SVG sprite sheets with <symbol> and <use>
An SVG sprite packs many icons into a single file as <symbol> definitions. You then stamp any icon onto the page with a one-line <use> reference — one download, many icons, still recolorable.
How a sprite is structured
<svg style="display:none">
<symbol id="i-home" viewBox="0 0 24 24"><path d="…"/></symbol>
<symbol id="i-star" viewBox="0 0 24 24"><path d="…"/></symbol>
</svg>
Using an icon
<svg class="icon"><use href="#i-home" /></svg>
Each <use> clones a symbol. Because the icon is still SVG, you can colour it with fill: currentColor and size it with CSS — the sprite keeps the recolorability that icon fonts lacked while adding the single-request efficiency they had.
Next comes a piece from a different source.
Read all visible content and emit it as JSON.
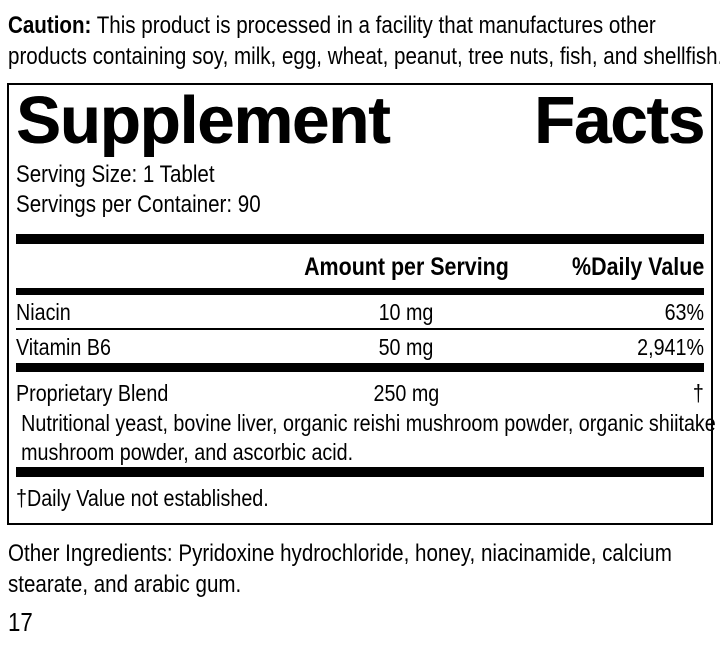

Are sprites still worth it?
With HTTP/2 multiplexing and modern bundlers that inline SVG components, sprites are less essential than they once were. They still shine when you serve many icons to a plain, framework-free site and want one cacheable file.
Frequently asked questions
Can I reference an external sprite file?
Yes: <use href="sprite.svg#i-home">. Cross-origin sprites can hit CORS limits, so same-origin is simplest.
Do sprite icons stay recolorable?
Yes, as long as the symbols use currentColor or leave fills unset for CSS to control.